813Preps also spoke with Rohrberg today after the ruling, and he acknowledged his mistake and agreed there should be punitive action, however, he admitted to confusion about how the number of 13 games was reached, as it isn’t posted in any FHSAA bylaws. He added he would be appealing the suspension.

Over the past few days, 813Preps has been in contact with multiple coaches, administrators, umpires, fellow journalists — none of which had any indication the rule had changed.

Robinson said he asked the FHSAA when the rule changed during his conversations today and said he was informed it occurred after the 2022 spring season. Robinson said it related to coach’s requests after a pitch-count violations affected the postseason the previous two years.

In 2019, Jacksonville Sandalwood had its 9A region quarterfinal win reversed due to pitch count, and Sanford Seminole received a second-round bye rather than advance Spruce Creek (which lost to Sandalwood 6-5); In 2021, Jupiter Christian reached the Class 2A region playoffs, but was penalized for a violation that resulted in Lake Worth Trinity Christian receiving a second-round bye. It happened again in 2022, with Hialeah forfeiting its 7A region quarterfinal to eventual state champs, Doral Academy.

The verbiage used by the FHSAA in the official Rule Book updated in December 2022 lists some penalties, though did remove the automatic forfeit rule from previous editions.

However, from there, things get murky.

The rules state a pitch-count violation “may” result in various penalties, including the $500 penalty for the coach, per violation.

Baseball rules from the Administrative Policies of the Florida High School Athletic Association.

However, nowhere in any of FHSAA’s online publications does it mention “13 games” as the official penalty, a ruling that seems arbitrary. The last rule (6.1.3.3.1.7) lists a “Level 3 Suspension,” reviewing the Administration Policy book further does not help as far as specifics, reading:

A voicemail left for FHSAA assistant director Robbie Linderman midday has not been returned at time of publication, neither has a message and email to Linderman on another issue last week.

813Preps reached out to longtime Orlando Sentinel senior sports writer Buddy Collings, who has spent decades covering prep sports, and is viewed by most of his colleagues throughout Florida’s newspaper industry as the de facto historian of the state’s high school sports, and he had no knowledge of the forfeit rule change.

A member of the FHSAA baseball rules committee, who preferred to stay anonymous, also had no knowledge of this change.

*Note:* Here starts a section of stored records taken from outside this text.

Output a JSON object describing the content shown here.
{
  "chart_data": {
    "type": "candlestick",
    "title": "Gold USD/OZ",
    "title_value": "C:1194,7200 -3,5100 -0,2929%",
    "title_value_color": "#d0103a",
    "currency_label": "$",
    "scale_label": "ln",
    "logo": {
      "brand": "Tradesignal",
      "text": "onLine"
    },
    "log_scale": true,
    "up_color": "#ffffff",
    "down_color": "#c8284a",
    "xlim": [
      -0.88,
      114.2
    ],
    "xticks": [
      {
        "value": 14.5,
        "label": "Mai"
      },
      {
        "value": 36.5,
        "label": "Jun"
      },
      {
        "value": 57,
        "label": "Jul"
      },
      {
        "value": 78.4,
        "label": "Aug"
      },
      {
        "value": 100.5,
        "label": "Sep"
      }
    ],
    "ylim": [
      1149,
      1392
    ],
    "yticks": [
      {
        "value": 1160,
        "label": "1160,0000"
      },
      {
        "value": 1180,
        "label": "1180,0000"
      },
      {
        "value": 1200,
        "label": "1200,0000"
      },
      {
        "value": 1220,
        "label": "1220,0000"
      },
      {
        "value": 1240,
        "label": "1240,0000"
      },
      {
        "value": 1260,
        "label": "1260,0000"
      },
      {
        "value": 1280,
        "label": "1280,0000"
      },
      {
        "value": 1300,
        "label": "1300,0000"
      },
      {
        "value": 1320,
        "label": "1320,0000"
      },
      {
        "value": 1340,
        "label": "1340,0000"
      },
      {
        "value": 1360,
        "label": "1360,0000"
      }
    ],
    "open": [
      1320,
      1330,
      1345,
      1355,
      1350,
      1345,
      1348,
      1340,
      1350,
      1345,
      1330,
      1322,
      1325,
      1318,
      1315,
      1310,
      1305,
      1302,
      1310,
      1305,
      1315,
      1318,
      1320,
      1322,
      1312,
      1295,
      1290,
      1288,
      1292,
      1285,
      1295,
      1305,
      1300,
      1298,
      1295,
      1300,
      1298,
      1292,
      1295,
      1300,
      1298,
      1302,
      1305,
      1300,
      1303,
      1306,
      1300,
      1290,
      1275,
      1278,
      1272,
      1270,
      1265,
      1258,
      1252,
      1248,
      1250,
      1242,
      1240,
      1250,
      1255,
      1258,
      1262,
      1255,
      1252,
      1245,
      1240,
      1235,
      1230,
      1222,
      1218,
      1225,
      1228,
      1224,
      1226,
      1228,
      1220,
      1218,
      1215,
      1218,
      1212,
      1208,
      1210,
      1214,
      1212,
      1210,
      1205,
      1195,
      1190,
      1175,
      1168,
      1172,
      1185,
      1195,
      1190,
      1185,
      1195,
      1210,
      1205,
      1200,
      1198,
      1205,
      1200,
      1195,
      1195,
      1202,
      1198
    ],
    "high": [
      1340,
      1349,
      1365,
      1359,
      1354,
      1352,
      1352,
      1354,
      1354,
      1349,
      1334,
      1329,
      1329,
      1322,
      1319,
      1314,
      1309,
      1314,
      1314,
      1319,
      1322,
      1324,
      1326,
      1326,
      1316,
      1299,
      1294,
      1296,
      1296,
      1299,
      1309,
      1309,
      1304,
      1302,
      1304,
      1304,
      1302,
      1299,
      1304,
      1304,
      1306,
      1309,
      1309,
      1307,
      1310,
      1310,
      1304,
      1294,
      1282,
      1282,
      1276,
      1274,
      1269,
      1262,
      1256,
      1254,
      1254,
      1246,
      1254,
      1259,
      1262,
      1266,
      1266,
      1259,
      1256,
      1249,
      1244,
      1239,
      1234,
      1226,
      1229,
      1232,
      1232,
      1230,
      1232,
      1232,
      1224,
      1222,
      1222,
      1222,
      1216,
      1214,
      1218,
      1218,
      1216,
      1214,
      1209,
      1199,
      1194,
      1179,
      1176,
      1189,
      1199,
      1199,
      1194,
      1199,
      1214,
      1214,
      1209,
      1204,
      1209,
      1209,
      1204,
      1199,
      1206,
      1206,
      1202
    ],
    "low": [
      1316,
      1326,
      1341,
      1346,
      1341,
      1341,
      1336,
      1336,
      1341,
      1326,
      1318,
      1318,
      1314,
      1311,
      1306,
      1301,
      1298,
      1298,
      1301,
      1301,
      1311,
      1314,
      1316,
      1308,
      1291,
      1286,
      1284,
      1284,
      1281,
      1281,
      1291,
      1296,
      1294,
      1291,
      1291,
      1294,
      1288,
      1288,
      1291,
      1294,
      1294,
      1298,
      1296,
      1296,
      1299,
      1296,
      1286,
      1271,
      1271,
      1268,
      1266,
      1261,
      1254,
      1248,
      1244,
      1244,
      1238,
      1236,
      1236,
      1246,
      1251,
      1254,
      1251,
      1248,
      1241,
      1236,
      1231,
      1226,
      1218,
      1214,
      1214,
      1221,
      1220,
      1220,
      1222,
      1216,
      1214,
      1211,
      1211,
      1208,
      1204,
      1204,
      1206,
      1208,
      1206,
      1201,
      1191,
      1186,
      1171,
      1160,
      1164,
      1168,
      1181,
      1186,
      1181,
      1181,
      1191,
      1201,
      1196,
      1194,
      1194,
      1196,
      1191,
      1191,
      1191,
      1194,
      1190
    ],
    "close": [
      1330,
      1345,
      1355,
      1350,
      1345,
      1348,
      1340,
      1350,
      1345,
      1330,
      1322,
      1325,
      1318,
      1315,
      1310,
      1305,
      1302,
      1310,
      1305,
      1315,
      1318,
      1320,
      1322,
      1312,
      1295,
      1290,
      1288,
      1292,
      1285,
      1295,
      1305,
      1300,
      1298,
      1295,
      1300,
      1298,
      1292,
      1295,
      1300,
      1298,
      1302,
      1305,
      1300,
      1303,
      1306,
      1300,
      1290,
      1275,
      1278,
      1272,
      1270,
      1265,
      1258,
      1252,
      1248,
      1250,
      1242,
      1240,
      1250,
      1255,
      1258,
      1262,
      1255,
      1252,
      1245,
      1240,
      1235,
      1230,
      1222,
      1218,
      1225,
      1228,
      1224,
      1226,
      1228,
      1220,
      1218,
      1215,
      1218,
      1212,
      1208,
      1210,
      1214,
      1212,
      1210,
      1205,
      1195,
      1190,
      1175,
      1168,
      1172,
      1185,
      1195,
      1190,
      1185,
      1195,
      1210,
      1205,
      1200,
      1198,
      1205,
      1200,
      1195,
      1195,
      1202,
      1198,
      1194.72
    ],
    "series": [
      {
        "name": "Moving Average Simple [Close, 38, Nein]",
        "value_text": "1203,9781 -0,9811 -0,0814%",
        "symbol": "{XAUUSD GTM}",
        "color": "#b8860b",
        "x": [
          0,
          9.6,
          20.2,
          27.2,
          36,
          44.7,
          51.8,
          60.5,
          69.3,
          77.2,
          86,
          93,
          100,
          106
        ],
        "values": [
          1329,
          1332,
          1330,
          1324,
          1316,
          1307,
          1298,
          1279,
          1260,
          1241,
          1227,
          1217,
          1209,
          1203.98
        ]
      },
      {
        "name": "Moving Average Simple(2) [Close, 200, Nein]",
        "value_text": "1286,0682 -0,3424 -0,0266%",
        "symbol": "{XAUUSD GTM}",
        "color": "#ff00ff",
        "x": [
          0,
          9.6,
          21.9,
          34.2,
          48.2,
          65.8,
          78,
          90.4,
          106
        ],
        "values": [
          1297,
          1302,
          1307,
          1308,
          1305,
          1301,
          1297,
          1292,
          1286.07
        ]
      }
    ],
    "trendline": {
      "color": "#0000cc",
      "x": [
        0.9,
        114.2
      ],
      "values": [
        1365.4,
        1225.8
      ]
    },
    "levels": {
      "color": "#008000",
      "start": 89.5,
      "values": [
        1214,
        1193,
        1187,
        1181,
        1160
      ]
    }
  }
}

Neither had any of the longtime coaches 813Preps has spoken with since Tuesday — including Rohrberg, a 30-plus year veteran, nor Wilken, now in his 17th season at Bloomingdale.

The only information 813Preps found related to 13 games as punishment from the FHSAA occurred in 2023, when now-former Lynn Haven Mosley coach Bobby Howard was found to have violated the pitch count on multiple occasions. He was initially given a one-year suspension, but had the suspension reduced to 13 games prior to an appeal.

When asked if there were any plans to address why the rule change was not more publicly posted, Robinson said (our) schools “choose to be FHSAA members, and have to abide by their rules.”

There appears no oversight for an organization that doles out punishment seemingly without prior publication of said punishment in the public view, and apparently there is no one besides an individual school’s administration (who are beholden to the FHSAA), to call the state’s athletic governing body to task.

813Preps will update this story should the FHSAA decide to respond to our communication.